Le mépris du lien entre la toxicomanie et le contexte socio-économique de celle-ci est une autre conséquence de la position de monopole détenue par les psychiatres sur les soins aux toxicomanes. Le modèle clinique français a réduit en effet la toxicomanie à une problématique individuelle. Cette vision semblera sans aucun doute très étrange à un observateur des Pays-Bas où, depuis longtemps déjà, les sociologues se consacrent au problème de la drogue. Pourtant, la situation dans les quartiers défavorisés et les banlieues de villes comme Paris et Lille souligne très clairement le lien entre l'usage problématique de drogue et le contexte socio-économique. M. Godelle, directeur de l'organisation Itinéraires, active dans les quartiers défavorisés de Lille, a expliqué à quel point il lui avait été difficile de faire passer le message selon lequel l'accumulation de problématiques individuelles ne pouvait pas tout expliquer et que les toxicomanes n'avaient peut-être pas tous besoin d'un psychiatre.

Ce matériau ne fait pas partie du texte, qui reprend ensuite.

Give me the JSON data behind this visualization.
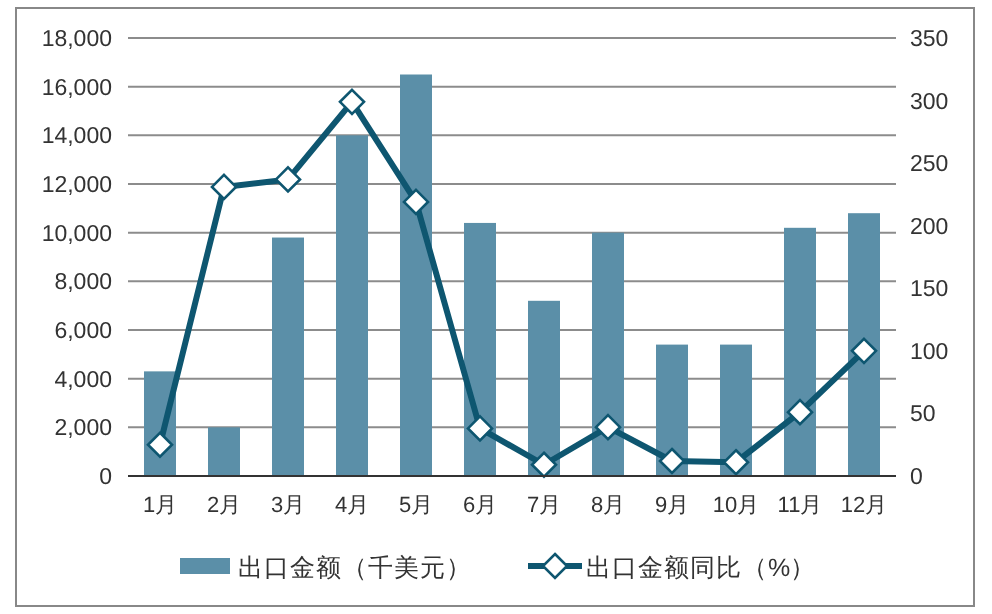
{
  "chart_data": {
    "type": "bar",
    "categories": [
      "1月",
      "2月",
      "3月",
      "4月",
      "5月",
      "6月",
      "7月",
      "8月",
      "9月",
      "10月",
      "11月",
      "12月"
    ],
    "series": [
      {
        "name": "出口金额（千美元）",
        "color": "#5b8fa8",
        "values": [
          4300,
          2000,
          9800,
          14000,
          16500,
          10400,
          7200,
          10000,
          5400,
          5400,
          10200,
          10800
        ]
      },
      {
        "name": "出口金额同比（%）",
        "type": "line",
        "axis": "y2",
        "color": "#0e5670",
        "marker": "diamond",
        "values": [
          25,
          231,
          237,
          299,
          219,
          38,
          9,
          39,
          12,
          11,
          51,
          100
        ]
      }
    ],
    "ylim": [
      0,
      18000
    ],
    "yticks": [
      {
        "value": 0,
        "label": "0"
      },
      {
        "value": 2000,
        "label": "2,000"
      },
      {
        "value": 4000,
        "label": "4,000"
      },
      {
        "value": 6000,
        "label": "6,000"
      },
      {
        "value": 8000,
        "label": "8,000"
      },
      {
        "value": 10000,
        "label": "10,000"
      },
      {
        "value": 12000,
        "label": "12,000"
      },
      {
        "value": 14000,
        "label": "14,000"
      },
      {
        "value": 16000,
        "label": "16,000"
      },
      {
        "value": 18000,
        "label": "18,000"
      }
    ],
    "y2lim": [
      0,
      350
    ],
    "y2ticks": [
      0,
      50,
      100,
      150,
      200,
      250,
      300,
      350
    ],
    "grid": "y",
    "legend": "bottom"
  }
}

Les modèles explicatifs utilisés en France pour comprendre le phénomène de la toxicomanie semblent généralement dépassés. Ce n'est pas sans raison que le rapport Henrion conclut en disant que le système est peu novateur et que si innovations il y a, celles-ci demeurent marginales et se réalisent très difficilement.[234] Apparemment, c'est toujours le modèle des années 70 qui prévaut, une époque à laquelle ce modèle pouvait peut-être expliquer -une partie du- phénomène.
Le problème de la toxicomanie tel qu'il se présente aujourd'hui, dans les années quatre-vingt-dix, en France, a peu de rapports avec les troubles de la jeunesse, mais beaucoup plus avec le contexte socio-économique et la situation sans avenir dans laquelle grandissent beaucoup de jeunes. La misère sociale qui les entourent crée en quelque sorte un débouché potentiel pour un euphorisant comme l'héroïne.
Au cours de la présente décennie, les approches sociologiques du problème de la toxicomanie ont enfin reçu un accueil favorable en France. Dans cette optique, les instances responsables se sont finalement décidées à adopter une politique constituée de mesures préventives, notamment les programmes de substitution à la méthadone et l'échange de seringues. Officiellement, la France est passée à une politique de réduction des risques.